Sascha Lee, PhD, MBA, CEO, presented for Preclinical study for dynamic monitoring of VP shunt status using patented implantable microsensors - Senseer LLC is developing a multi-sensor module, MultiSense, that can be put in-line with already approved, implantable devices such as catheters or shunts, ultimately allowing for remote monitoring of device performance and, with that, timely intervention before severe and costly-to-treat symptoms arise due to device failure.
Patti White, MBA, Co-Founder & CEO, presented for Clinical research for breakthrough sickle cell diagnostic device - Hemex Health has developed an affordable, accurate, and compact testing platform (Gazelle™) for the millions of people who are at risk of malaria and sickle cell disease and lack access to viable diagnostics.
The CTIP portfolio includes 77 companies, of which 37 are local to Southern California. To date, CTIP portfolio companies have raised $47,477,557 in follow on funding. CTIP distributed $525,000 in total funding in FY2019.

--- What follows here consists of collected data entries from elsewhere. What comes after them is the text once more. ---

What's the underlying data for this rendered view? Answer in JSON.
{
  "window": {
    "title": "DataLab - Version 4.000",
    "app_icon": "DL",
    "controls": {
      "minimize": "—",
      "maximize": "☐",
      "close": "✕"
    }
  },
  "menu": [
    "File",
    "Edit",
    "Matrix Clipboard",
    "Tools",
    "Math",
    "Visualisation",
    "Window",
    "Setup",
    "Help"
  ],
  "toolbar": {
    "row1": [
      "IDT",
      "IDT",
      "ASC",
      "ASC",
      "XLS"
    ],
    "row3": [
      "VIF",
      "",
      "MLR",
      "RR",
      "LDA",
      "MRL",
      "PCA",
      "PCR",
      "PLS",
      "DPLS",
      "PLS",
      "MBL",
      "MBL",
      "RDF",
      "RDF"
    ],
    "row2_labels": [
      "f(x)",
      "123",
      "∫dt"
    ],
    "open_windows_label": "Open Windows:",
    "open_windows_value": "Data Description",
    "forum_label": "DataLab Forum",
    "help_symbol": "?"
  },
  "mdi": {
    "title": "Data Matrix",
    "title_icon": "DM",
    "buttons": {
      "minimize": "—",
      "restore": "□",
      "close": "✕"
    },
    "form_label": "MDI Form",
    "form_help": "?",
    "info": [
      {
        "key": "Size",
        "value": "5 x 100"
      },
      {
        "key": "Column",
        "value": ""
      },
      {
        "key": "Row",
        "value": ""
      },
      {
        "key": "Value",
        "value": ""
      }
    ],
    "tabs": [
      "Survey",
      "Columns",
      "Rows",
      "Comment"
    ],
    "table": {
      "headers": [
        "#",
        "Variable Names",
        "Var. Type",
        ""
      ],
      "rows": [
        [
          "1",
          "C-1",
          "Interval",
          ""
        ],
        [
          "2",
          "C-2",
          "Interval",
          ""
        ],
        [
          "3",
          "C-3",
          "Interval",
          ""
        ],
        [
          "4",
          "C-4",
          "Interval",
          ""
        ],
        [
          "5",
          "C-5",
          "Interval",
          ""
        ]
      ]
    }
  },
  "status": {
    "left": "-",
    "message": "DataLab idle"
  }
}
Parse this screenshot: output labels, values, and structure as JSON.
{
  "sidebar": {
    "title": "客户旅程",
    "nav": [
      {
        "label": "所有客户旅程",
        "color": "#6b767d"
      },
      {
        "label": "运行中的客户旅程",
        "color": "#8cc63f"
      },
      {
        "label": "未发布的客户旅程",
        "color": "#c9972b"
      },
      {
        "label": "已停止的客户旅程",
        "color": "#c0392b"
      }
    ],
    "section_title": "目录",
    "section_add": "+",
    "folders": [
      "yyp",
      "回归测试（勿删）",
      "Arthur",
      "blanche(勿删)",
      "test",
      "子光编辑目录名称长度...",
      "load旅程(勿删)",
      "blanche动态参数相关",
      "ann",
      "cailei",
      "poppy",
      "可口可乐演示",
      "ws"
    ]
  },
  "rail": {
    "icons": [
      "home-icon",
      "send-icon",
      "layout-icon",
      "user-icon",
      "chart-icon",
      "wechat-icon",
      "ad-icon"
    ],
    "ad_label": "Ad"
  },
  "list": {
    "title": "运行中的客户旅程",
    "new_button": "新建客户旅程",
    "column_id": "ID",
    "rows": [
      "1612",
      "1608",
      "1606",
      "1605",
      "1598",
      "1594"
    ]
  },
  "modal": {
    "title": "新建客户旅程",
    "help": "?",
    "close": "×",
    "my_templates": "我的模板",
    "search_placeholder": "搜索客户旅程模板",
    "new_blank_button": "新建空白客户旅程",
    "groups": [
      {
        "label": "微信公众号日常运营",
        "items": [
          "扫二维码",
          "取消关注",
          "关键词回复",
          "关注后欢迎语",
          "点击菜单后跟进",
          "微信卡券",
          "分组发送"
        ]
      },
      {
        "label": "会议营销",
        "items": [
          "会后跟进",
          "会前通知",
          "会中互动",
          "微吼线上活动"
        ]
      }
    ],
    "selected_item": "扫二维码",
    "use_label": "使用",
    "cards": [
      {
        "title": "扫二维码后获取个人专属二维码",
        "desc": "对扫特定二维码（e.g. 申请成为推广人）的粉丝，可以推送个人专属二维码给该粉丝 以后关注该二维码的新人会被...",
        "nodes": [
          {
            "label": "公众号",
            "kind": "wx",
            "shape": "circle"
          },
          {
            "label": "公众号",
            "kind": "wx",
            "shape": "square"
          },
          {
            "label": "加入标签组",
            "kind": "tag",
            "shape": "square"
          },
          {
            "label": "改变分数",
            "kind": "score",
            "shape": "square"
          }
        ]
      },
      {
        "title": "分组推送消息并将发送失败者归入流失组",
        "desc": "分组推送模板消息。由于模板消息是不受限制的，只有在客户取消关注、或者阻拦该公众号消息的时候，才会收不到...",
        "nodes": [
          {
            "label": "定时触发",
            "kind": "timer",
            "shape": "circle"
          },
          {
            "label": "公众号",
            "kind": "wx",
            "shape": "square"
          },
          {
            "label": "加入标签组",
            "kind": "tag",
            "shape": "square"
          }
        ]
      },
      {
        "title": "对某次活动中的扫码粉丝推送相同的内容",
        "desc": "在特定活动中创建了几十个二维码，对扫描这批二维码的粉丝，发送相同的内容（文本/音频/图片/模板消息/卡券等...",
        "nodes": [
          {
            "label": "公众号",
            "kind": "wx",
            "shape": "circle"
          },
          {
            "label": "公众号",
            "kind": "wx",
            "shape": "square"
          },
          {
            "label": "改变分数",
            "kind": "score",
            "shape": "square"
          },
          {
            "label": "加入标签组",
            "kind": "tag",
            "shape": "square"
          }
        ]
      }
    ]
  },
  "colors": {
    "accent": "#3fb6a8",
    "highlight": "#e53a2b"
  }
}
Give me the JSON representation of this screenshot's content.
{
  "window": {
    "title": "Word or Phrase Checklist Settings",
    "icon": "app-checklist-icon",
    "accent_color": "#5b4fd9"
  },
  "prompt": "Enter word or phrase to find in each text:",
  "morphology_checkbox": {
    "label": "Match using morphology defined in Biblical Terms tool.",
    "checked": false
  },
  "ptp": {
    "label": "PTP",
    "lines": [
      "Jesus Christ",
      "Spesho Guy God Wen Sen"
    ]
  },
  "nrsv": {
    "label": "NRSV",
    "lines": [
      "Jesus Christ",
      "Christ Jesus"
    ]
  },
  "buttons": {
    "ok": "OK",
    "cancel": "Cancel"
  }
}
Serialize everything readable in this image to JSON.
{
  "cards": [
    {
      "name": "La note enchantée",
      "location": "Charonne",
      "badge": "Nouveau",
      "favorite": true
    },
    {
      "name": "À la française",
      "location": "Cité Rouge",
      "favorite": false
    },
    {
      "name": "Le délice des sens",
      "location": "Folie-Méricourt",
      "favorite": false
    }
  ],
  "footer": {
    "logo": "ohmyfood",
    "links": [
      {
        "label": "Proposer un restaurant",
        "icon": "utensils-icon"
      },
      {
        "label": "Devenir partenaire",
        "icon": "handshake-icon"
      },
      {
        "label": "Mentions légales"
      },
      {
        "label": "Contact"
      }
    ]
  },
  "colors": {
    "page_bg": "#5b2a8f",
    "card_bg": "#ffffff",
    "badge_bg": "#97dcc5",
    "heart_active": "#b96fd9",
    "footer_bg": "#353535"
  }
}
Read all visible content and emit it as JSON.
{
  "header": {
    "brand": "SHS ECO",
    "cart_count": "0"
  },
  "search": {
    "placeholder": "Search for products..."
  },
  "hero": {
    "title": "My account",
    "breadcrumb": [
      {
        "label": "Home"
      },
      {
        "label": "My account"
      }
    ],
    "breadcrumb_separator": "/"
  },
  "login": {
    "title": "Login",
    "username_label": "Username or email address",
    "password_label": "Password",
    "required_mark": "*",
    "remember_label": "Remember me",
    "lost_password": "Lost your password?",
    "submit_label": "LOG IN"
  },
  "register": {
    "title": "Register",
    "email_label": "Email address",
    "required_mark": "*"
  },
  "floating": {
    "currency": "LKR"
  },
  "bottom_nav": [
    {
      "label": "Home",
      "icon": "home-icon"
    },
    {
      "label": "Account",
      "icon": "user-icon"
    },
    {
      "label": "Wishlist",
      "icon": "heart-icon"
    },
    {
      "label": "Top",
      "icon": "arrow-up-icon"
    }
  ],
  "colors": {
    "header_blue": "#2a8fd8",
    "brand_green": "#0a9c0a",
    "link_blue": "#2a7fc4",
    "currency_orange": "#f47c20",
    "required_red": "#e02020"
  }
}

“Los Angeles is becoming something special when it comes to tech. We are working in pediatrics in a city that’s vibrant in tech. This is the right time and the right place to build the pediatric hub for health and innovation,” said Yaniv Bar-Cohen, MD, Co-Director of CTIP, Director of Cardiac Rhythm Devices at Children’s Hospital Los Angeles & Professor of Clinical Pediatrics and Medicine at CHLA and the Keck School of Medicine at USC, in the closing remarks.